This year, I will not even mention the fact that Dean will invoke his professional right as Sports Editor to “blow up” my prediction, because that’s a given and, if I have to be honest, it probably will need to happen. Unfortunately, that is still my mug shot.
Just so you understand, I am 1-0 with my predictions, so I am feeling real good about this one as I look to extend my winning streak. Granted, it was my son, Jordan, who actually made my prediction last year, so I guess he is 1-0 and I am just riding on his shirt tails. I am sure some of you are saying, “Be a man and pick the game yourself.” That’s fair, but why be a man and be wrong when I can lean on a 9-year-old and probably get it right again this year? Plus if it is wrong, it’s because I listened to a 9-year-old.

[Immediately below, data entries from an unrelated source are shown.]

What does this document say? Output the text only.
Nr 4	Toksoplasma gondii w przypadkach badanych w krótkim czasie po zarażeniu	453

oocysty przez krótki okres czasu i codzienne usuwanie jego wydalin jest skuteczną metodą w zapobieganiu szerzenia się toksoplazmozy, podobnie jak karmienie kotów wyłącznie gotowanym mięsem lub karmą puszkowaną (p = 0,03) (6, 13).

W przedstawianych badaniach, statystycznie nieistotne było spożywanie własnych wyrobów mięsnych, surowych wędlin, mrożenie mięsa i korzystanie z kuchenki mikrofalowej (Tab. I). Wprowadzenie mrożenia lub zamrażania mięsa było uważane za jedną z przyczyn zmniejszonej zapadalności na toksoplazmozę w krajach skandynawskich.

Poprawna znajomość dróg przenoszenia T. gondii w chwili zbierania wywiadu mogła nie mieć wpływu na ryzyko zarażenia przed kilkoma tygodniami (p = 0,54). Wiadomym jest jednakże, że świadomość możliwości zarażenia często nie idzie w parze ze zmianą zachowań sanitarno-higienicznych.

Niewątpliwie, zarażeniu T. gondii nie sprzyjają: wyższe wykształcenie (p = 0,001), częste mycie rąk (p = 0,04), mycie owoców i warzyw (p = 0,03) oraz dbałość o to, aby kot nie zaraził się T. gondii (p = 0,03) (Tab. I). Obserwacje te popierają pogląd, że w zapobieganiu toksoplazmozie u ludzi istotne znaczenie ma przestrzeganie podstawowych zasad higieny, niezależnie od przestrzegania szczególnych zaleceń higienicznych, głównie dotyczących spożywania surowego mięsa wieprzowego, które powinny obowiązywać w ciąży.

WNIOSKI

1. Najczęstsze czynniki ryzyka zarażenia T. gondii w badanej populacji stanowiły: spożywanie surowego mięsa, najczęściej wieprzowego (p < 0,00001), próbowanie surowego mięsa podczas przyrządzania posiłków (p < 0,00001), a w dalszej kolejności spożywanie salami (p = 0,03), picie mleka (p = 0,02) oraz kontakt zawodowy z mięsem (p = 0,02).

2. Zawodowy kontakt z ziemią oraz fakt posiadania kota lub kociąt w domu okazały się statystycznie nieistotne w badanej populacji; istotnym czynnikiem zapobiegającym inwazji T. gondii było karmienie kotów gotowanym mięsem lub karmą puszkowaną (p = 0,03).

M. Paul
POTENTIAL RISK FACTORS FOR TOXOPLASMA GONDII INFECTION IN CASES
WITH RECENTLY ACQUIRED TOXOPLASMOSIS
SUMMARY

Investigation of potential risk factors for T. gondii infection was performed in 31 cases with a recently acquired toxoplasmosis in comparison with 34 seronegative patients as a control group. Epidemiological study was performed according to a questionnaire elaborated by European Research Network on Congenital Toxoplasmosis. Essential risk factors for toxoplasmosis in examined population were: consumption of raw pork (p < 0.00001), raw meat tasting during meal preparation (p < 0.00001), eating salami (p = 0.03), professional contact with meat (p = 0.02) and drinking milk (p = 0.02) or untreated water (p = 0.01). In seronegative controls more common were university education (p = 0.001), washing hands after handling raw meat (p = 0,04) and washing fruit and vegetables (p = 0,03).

We .. or rather Jordan … is picking the Ravens. As soon as Ray Lewis announced his retirement as the end of the season, and Jordan’s Cowboys (never said he knew everything) fell out of the playoff race, Jordan has liked and wanted the Ravens to win the Super Bowl. Let’s just say he is sentimental like his dad.
You know it would be a neat story. The Ravens are playing with a lot of emotion right now and their defense is healthy for the first time all year (can’t argue with that now, can you?). Also, Joe Flacco has come into his own during the playoffs and the offense is playing very well right now.
Prediction: Ravens 31, 49ers 24
Once again we approach the Super Bowl, a day of good football, beer advertisements and over a billion chicken wings served. I’m not sure what concerns me more, though - the outcome or the estimated seven million people expected to play hooky the next day. Maybe it correlates to the 325 million gallons of beer predicted to be consumed, but who really cares anyway? The economy will take its annual dose of steroids as consumers quickly empty their wallets in preparation for the big day.